Die Dissertation von Roland Lochte, die fast zeitgleich mit dem Abschlussbericht erschien, greift die Fragen aller Fragen auf, auf welche auch die Enquetekommission keine abschließenden Antworten geben konnte: Können Demokratien asymmetrische Kriege überhaupt gewinnen? Und wenn ja, unter welchen Bedingungen?
Die Antwort des Autors, die er in seiner über 400 Seiten umfassenden politikwissenschaftlichen Analyse unter Einbeziehung namhafter Referenzgrößen von Clausewitz über Kant bis Münkler erarbeitet, ist ernüchternd und stellt die Empfehlung der Kommissionsmehrheit infrage, internationalen Einsätzen weiterhin einen hohen Stellenwert beizumessen. Nach Lochte ist jeder asymmetrische Krieg, den eine oder mehrere Demokratien in der Ferne zu führen beabsichtigen, von vornherein zum Scheitern verurteilt. Und unter den vielen Faktoren, die dafür verantwortlich sind, gibt es einen, der für Lochte alles entscheidet: die Zeit. Das Dilemma, das der Autor ausmacht, fasst er in folgende Gleichung: "(...) je länger ein Krieg dauert und je mehr sich dadurch die Anzahl der gefallenen und verwundeten Soldaten und der um sie trauernden Angehörigen sowie die finanziellen Kosten akkumulieren, und je länger Erfolge ausbleiben, umso stärker werden die Staatsbürger gegen den Krieg opponieren".
Anhand von Umfragen, Zitaten führender Politiker aus den USA und Deutschlands zeigt Lochte, dass die Entwicklungen in beiden Staaten - bei allen Unterschieden - grundsätzlich ähnlich verliefen. So glaubte in beiden Ländern eine große Mehrheit, sich nach den Terroranschlägen von New York und Washington verteidigen zu müssen. Gleichzeitig wuchs auf beiden Seiten des Atlantiks mit der Zeit der Anteil derer, die es für richtig hielten, die eigenen Truppen nach Hause zu holen.

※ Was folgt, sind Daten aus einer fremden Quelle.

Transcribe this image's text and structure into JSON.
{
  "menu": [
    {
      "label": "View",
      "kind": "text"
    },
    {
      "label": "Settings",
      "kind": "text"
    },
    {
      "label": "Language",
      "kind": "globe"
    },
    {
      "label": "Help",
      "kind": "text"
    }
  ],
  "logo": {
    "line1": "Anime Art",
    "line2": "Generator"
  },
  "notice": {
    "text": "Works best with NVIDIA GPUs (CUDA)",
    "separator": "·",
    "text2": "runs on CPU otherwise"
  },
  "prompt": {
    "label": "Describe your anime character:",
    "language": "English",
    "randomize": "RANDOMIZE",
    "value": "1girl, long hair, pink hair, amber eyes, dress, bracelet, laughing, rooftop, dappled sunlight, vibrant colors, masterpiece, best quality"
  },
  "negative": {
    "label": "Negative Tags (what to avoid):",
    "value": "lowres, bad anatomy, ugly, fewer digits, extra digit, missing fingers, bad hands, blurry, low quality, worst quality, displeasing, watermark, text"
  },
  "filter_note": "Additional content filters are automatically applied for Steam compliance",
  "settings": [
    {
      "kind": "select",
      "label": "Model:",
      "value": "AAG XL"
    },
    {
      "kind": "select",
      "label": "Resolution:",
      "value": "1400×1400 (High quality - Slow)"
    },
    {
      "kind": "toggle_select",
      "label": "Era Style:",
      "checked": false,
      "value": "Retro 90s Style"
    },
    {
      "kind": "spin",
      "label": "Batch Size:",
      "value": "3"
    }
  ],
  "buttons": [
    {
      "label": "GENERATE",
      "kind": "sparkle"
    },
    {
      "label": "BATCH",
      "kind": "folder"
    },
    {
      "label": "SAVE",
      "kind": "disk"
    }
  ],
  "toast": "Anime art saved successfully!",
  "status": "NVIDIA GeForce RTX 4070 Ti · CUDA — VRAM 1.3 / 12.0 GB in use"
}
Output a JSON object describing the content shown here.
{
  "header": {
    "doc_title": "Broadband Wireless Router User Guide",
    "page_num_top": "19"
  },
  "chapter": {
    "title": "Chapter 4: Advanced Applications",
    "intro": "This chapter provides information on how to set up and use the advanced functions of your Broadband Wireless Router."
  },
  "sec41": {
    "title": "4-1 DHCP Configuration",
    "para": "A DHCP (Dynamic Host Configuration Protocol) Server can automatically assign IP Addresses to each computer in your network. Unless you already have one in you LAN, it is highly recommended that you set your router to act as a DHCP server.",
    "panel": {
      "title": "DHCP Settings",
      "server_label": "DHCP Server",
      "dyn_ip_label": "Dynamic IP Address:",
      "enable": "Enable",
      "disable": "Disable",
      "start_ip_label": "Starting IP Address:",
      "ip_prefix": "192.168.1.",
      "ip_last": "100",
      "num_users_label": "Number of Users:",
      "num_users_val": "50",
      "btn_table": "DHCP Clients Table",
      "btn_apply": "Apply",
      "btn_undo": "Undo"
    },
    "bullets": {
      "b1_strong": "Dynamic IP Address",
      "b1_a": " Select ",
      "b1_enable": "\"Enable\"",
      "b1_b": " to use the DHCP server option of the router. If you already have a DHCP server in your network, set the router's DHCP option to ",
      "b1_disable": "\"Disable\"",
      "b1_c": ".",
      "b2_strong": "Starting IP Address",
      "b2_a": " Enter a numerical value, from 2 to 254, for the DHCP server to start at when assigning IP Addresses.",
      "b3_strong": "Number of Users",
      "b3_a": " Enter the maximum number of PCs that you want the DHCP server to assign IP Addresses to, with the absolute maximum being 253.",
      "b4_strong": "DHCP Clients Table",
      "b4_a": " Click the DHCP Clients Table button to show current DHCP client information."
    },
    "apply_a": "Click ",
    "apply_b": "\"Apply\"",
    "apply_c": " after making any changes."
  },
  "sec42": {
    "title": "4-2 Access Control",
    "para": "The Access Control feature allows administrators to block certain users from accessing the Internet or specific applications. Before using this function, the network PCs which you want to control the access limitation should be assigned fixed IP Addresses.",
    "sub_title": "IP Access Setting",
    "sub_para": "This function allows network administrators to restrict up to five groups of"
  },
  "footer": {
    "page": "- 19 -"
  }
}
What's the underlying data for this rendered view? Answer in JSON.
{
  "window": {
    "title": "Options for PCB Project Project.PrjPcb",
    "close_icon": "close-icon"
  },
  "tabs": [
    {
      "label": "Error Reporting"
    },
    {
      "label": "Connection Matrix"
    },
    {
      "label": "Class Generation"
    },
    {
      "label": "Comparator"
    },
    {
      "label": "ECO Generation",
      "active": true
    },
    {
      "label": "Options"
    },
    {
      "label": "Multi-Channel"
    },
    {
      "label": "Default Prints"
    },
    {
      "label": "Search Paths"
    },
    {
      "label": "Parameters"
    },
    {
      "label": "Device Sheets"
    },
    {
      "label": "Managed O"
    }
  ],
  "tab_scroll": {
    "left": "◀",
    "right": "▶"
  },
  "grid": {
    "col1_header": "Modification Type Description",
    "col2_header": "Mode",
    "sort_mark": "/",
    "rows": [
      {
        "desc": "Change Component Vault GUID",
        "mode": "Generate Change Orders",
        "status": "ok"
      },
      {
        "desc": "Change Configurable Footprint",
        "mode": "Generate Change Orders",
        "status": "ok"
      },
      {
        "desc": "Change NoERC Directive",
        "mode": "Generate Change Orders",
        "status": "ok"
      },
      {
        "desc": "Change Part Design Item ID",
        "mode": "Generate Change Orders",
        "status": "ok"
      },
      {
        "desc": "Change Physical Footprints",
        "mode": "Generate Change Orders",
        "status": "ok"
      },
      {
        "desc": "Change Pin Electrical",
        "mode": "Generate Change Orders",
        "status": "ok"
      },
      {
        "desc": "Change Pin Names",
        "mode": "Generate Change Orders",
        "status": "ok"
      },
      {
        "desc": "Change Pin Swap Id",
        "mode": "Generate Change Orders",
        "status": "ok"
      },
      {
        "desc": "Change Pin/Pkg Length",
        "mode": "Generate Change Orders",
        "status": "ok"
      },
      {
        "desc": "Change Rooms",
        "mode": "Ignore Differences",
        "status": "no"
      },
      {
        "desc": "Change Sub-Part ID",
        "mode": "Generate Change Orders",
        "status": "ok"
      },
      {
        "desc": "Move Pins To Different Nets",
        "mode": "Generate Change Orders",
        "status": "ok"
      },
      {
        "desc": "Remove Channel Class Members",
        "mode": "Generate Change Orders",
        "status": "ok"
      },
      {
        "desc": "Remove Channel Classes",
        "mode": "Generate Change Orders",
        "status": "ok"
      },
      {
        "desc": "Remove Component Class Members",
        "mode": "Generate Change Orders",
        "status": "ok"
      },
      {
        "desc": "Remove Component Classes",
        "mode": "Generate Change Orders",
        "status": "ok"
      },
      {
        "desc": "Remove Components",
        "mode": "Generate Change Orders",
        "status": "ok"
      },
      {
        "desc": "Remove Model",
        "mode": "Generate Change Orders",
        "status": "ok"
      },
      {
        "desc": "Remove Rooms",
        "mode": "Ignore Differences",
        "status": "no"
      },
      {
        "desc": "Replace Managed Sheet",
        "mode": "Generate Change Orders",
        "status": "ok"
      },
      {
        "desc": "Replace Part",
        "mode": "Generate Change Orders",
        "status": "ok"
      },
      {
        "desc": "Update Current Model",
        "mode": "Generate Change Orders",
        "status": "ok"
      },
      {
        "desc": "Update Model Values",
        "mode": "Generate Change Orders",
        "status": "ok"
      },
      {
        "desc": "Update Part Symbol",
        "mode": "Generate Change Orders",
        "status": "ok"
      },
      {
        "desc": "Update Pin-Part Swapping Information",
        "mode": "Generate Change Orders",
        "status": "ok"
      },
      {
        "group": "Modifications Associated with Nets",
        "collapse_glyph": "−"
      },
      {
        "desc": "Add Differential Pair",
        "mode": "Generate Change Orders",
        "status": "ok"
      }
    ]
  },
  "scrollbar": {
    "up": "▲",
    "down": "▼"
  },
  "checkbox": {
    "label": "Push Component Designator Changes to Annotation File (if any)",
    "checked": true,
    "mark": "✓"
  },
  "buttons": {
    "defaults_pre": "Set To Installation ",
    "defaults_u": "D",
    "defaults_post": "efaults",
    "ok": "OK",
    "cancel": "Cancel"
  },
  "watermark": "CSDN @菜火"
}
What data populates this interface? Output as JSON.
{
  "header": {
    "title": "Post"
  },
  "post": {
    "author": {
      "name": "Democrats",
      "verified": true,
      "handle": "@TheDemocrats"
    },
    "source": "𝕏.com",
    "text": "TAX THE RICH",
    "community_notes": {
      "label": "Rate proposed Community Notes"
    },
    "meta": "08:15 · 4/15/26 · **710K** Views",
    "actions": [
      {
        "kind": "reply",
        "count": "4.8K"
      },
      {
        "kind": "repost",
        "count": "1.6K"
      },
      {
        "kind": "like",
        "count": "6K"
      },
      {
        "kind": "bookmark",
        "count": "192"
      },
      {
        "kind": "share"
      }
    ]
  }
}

Dass die Unterstützung für einen lang andauernden asymmetrischen Einsatz in der Ferne ihre Grenzen hat, war den Verantwortlichen, wie Lochte überzeugend belegt, in beiden Ländern von Anfang an bewusst. Und auch wenn die maßgeblichen Referenzinstanzen für die Regierungen in den USA und Deutschland (der Vietnamkrieg für die Regierung von George W. Bush und der Zweite Weltkrieg für die Regierung von Gerhard Schröder) unterschiedlich waren, so führten sie doch in beiden Fällen dazu, dass die Regierenden von Anfang an ohne massive militärische Interventionen am Boden planten. Dabei bewegten sie und ihre Nachfolger sich - auch bei allen zwischenzeitlichen Truppenaufstockungen und Strategiewechseln - stets auf einem Niveau, das die Unterstützung langsam schwinden ließ und zugleich nicht ausreichte, um die Taliban dauerhaft zurückzudrängen und damit den Hindukusch als Rückzugsraum für den internationalen Terrorismus auszuschalten.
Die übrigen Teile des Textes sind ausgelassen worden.